Frankfurt - Nur ein Jahr nach Ausbruch der schwersten Wirtschaftskrise seit Jahrzehnten kehrt bei den deutschen Mittelständlern die Zuversicht zurück. Im August hat sich das Geschäftsklima sogar im Rekordtempo verbessert. Der zentrale Indikator im Mittelstandsbarometer der Kreditanstalt für Wiederaufbau (KfW) und des Münchner ifo-instituts verbesserte sich im Vergleich zu Juli um 5,5 Prozent auf nunmehr minus 6,8 Saldenpunkte. Der Saldo errechnet sich aus dem Prozentanteil aller positiven Meldungen abzüglich des Prozentanteils der negativen Meldungen.
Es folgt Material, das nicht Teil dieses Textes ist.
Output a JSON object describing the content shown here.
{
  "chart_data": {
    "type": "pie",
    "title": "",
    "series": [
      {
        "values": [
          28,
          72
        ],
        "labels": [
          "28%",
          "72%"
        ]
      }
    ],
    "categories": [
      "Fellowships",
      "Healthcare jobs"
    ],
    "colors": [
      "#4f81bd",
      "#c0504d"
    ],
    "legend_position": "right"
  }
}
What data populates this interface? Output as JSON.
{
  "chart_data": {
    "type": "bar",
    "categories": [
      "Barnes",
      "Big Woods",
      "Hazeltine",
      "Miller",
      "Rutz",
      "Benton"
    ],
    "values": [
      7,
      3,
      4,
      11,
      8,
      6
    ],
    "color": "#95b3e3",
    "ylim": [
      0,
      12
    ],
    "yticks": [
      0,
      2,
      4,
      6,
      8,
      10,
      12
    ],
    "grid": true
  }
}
Somit überwiegen die negativen Meldungen inzwischen nur noch leicht.
Das sei der fünfte Anstieg des wichtigsten Indikators in Folge und zugleich der kräftigste Zuwachs seit Beginn der Zeitreihe im Jahr 1991, erklärten die KfW Bankengruppe und das Münchner ifo Institut am Montag. Getragen wird die Verbesserung den Angaben zufolge vor allem von einem Rekordanstieg der Geschäftserwartungen.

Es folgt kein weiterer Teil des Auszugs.